When taken together, the data showing sequence-specific and radiolabel-dependent effects lead to the conclusion that short-term hTR inhibition results in sensitization to the radiotoxic effects of Auger electrons and external irradiation. In agreement with this, we observed strong upregulation of γH2AX foci after treatment with 111In–Match–AuNP–Tat but not after treatment with 111In–Scramble–AuNP–Tat in telomerase-positive cells. Furthermore, there was a modest upregulation of γH2AX foci following exposure of telomerase-negative cells to 111In–Match–AuNP–Tat and 111In–Scramble–AuNP–Tat, but this was sequence-independent, and likely the result of modest accumulation of intranuclear 111In. These results suggest that 111In–Match–AuNP–Tat either causes more DNA damage than 111In–Scramble–AuNP–Tat or inhibits the repair of such damage in telomerase-positive cells. The results shown here are in line with our previous work, which demonstrated that 111In-labeled anti-hTR oligonucleotides have a telomerase-specific anti-proliferative and cytotoxic effect via the induction of DNA damage in three telomerase-positive cell lines.[21] The current study builds on this, demonstrating that AuNPs can function as efficient cellular delivery vehicles for radiolabeled oligonucleotides, eliminating the need for non-clinically relevant transfectants.

Conclusions

In this paper, progress toward effective cellular delivery of 111In-labeled hTR-targeting oligonucleotides is reported.
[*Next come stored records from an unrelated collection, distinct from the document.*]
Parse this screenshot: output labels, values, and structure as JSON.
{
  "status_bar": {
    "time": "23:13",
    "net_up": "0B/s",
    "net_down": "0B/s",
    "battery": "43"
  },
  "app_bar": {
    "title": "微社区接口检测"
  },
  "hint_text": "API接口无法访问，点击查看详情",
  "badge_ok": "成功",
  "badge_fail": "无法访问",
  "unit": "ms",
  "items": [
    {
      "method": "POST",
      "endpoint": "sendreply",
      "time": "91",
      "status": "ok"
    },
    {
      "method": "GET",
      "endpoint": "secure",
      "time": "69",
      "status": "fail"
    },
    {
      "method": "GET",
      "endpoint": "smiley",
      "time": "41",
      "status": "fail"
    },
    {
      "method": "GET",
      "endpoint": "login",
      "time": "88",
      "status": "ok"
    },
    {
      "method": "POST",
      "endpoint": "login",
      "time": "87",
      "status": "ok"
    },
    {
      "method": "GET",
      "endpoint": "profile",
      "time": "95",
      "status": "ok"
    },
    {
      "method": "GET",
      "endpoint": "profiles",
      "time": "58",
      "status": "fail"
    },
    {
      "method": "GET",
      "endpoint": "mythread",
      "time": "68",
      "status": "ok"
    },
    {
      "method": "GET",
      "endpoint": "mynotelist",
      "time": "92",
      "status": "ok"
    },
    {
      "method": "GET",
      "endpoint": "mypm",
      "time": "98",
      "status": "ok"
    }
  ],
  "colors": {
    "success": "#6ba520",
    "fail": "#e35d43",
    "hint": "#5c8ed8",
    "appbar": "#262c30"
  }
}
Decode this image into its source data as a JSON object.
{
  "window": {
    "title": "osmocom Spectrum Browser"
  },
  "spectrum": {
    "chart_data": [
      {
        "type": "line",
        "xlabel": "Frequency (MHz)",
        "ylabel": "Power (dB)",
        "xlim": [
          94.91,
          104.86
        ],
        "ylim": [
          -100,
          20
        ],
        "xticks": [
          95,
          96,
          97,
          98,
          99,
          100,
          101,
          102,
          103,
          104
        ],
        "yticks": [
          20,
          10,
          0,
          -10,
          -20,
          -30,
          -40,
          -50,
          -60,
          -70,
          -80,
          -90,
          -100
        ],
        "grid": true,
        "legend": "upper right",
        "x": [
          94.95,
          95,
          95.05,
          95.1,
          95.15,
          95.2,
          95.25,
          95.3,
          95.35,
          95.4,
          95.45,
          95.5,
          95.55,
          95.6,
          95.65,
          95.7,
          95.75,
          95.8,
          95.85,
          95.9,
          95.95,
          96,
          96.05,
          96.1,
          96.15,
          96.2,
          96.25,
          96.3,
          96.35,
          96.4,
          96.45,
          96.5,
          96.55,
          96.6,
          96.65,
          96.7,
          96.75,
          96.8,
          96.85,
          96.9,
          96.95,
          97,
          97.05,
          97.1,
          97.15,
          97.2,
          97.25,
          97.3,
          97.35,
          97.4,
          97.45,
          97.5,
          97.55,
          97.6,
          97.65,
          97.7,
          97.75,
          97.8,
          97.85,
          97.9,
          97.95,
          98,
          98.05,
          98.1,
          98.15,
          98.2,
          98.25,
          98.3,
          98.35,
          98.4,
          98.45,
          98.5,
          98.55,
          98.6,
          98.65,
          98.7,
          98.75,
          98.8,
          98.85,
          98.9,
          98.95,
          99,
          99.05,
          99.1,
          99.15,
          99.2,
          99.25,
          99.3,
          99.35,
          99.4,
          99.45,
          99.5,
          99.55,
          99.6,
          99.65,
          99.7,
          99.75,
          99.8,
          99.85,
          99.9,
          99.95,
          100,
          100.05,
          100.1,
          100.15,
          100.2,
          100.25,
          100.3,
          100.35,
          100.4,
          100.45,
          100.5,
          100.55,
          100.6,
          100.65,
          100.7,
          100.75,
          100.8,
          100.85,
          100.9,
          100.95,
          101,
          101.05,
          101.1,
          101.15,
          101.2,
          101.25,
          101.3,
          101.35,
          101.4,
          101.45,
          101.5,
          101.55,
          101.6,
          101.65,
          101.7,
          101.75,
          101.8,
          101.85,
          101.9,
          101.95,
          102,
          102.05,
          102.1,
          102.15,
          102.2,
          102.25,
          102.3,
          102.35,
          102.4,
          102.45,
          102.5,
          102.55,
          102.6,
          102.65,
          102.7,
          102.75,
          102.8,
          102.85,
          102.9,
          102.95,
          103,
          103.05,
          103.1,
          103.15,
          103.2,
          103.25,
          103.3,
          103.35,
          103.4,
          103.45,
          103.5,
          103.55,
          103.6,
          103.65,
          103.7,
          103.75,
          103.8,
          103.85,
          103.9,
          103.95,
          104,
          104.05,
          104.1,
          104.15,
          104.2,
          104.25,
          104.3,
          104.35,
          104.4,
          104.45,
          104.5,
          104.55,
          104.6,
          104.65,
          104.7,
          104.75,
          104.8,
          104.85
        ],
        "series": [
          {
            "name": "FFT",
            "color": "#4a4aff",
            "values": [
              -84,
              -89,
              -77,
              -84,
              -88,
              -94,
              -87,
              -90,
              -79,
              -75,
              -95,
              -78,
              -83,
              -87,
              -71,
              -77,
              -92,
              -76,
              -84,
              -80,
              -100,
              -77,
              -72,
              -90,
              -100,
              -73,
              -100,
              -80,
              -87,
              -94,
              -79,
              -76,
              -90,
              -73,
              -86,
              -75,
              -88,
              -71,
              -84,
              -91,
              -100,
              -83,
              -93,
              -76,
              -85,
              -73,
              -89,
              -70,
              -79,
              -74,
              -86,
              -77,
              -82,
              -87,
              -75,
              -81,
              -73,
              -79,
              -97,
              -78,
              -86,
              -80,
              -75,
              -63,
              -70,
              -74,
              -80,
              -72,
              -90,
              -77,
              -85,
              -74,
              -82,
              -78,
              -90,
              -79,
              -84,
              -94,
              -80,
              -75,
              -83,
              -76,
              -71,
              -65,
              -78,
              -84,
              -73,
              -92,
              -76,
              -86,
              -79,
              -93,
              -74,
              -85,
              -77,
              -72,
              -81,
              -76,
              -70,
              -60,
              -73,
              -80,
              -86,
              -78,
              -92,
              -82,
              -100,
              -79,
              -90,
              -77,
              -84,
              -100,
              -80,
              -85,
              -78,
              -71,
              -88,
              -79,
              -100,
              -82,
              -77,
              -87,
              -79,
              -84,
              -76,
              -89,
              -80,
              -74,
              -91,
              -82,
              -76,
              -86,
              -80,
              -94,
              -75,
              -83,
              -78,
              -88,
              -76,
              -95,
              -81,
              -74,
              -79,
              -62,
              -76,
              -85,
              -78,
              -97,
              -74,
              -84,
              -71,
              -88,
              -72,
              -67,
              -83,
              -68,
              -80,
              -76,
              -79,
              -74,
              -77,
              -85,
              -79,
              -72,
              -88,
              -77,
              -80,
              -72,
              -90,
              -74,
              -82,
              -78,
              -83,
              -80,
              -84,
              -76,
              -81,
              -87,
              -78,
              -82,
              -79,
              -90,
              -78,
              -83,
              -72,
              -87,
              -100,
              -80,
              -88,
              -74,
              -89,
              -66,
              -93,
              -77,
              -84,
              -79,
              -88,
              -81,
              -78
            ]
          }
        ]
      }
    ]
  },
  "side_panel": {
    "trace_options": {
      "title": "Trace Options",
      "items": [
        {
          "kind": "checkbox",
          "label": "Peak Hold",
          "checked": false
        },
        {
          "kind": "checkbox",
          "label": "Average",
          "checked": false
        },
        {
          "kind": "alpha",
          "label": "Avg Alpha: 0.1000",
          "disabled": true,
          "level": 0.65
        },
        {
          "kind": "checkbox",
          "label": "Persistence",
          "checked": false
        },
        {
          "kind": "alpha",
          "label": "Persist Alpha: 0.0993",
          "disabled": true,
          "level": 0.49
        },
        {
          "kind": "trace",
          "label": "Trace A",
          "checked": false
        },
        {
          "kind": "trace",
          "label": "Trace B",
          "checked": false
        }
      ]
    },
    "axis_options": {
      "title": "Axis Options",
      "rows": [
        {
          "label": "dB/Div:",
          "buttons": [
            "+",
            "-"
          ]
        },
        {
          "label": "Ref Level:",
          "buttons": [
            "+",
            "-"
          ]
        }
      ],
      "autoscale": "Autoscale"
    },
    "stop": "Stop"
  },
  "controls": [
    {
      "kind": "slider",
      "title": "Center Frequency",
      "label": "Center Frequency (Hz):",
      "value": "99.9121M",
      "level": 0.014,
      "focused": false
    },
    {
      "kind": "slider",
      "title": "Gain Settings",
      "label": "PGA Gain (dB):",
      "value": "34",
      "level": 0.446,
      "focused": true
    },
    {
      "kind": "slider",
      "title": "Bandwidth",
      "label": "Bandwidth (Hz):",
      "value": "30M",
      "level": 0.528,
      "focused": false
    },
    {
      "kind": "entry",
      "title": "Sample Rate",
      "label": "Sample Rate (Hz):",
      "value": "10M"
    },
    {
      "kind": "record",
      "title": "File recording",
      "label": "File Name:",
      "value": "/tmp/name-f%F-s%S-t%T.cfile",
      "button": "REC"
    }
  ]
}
AuNP constructs functionalized with a multivalent ligand shell of PEG800-SH, Tat and 111In-labeled oligonucleotides exhibited a superior subcellular distribution profile in comparison to AuNP constructs with a monovalent ligand shell of 111In-labeled oligonucleotides only. Treatment with 111In–Match–AuNP–Tat led to a sequence- and telomerase-dependent DNA damage-induced reduction in clonogenic survival of malignant cells, underlining its potential as a specific anticancer agent. Overall, this work supports the concept that nucleic acid-based anticancer radiopharmaceuticals represent a promising strategy for targeting tumors.